Data Warehouse Performance
Beixin ("Betsy") Lin (Montclair State University, USA), Yu Hong (Colgate-Palmolive Company, USA) and Zu-Hsu Lee (Montclair State University, USA)
Copyright: © 2009
A data warehouse is a large electronic repository of information that is generated and updated in a structured manner by an enterprise over time to aid business intelligence and to support decision making. Data stored in a data warehouse is non-volatile and time variant and is organized by subjects in a manner to support decision making (Inmon et al., 2001). Data warehousing has been increasingly adopted by enterprises as the backbone technology for business intelligence reporting and query performance has become the key to the successful implementation of data warehouses. According to a survey of 358 businesses on reporting and end-user query tools, conducted by Appfluent Technology, data warehouse performance significantly affects the Return on Investment (ROI) on Business Intelligence (BI) systems and directly impacts the bottom line of the systems (Appfluent Technology, 2002). Even though in some circumstances it is very difficult to measure the benefits of BI projects in terms of ROI or dollar figures, management teams are still eager to have a “single version of the truth,” better information for strategic and tactical decision making, and more efficient business processes by using BI solutions (Eckerson, 2003). Dramatic increases in data volumes over time and the mixed quality of data can adversely affect the performance of a data warehouse.
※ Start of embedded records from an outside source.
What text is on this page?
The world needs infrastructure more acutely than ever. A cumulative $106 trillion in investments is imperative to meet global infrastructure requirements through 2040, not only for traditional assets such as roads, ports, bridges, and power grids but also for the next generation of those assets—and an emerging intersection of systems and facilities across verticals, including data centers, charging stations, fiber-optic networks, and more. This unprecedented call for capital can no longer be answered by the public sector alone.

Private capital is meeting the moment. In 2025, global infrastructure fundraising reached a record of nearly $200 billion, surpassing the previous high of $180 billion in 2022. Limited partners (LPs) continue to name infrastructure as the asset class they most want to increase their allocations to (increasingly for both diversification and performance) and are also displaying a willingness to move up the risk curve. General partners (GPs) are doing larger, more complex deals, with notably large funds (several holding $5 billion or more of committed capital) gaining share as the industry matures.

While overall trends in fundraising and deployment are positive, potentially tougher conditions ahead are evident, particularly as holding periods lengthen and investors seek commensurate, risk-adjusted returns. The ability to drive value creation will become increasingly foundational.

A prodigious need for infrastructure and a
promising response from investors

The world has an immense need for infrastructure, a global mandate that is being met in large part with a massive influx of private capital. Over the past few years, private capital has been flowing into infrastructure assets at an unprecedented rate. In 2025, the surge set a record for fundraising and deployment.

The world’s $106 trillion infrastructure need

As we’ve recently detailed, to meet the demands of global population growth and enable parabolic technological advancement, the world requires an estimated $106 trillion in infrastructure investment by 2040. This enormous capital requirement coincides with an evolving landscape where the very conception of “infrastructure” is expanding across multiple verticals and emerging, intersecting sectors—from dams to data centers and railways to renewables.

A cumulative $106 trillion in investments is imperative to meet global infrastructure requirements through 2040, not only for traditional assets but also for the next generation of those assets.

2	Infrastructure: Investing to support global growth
Some data may become outdated over time and can be mixed with data that are still valid for decision making. In addition, data are often collected to meet potential requirements, but may never be used. Data warehouses also contain external data (e.g. demographic, psychographic, etc.) to support a variety of predictive data mining activities. All these factors contribute to the massive growth of data volume. As a result, even a simple query may become burdensome to process and cause overflowing system indices (Inmon et al., 1998). Thus, exploring the techniques of performance tuning becomes an important subject in data warehouse management.
There are inherent differences between a traditional database system and a data warehouse system, though to a certain extent, all databases are similarly designed to serve a basic administrative purpose, e.g., to deliver a quick response to transactional data processes such as entry, update, query and retrieval. For many conventional databases, this objective has been achieved by online transactional processing (OLTP) systems (e.g. Oracle Corp, 2004; Winter and Auerbach, 2004). In contrast, data warehouses deal with a huge volume of data that are more historical in nature. Moreover, data warehouse designs are strongly organized for decision making by subject matter rather than by defined access or system privileges. As a result, a dimension model is usually adopted in a data warehouse to meet these needs, whereas an Entity-Relationship model is commonly used in an OLTP system. Due to these differences, an OLTP query usually requires much shorter processing time than a data warehouse query (Raden, 2003). Performance enhancement techniques are, therefore, especially critical in the arena of data warehousing.
Despite the differences, these two types of database systems share some common characteristics. Some techniques used in a data warehouse to achieve a better performance are similar to those used in OLTP, while some are only developed in relation to data warehousing. For example, as in an OLTP system, an index is also used in a data warehouse system, though a data warehouse might have different kinds of indexing mechanisms based on its granularity. Partitioning is a technique which can be used in data warehouse systems as well (Silberstein et al., 2003).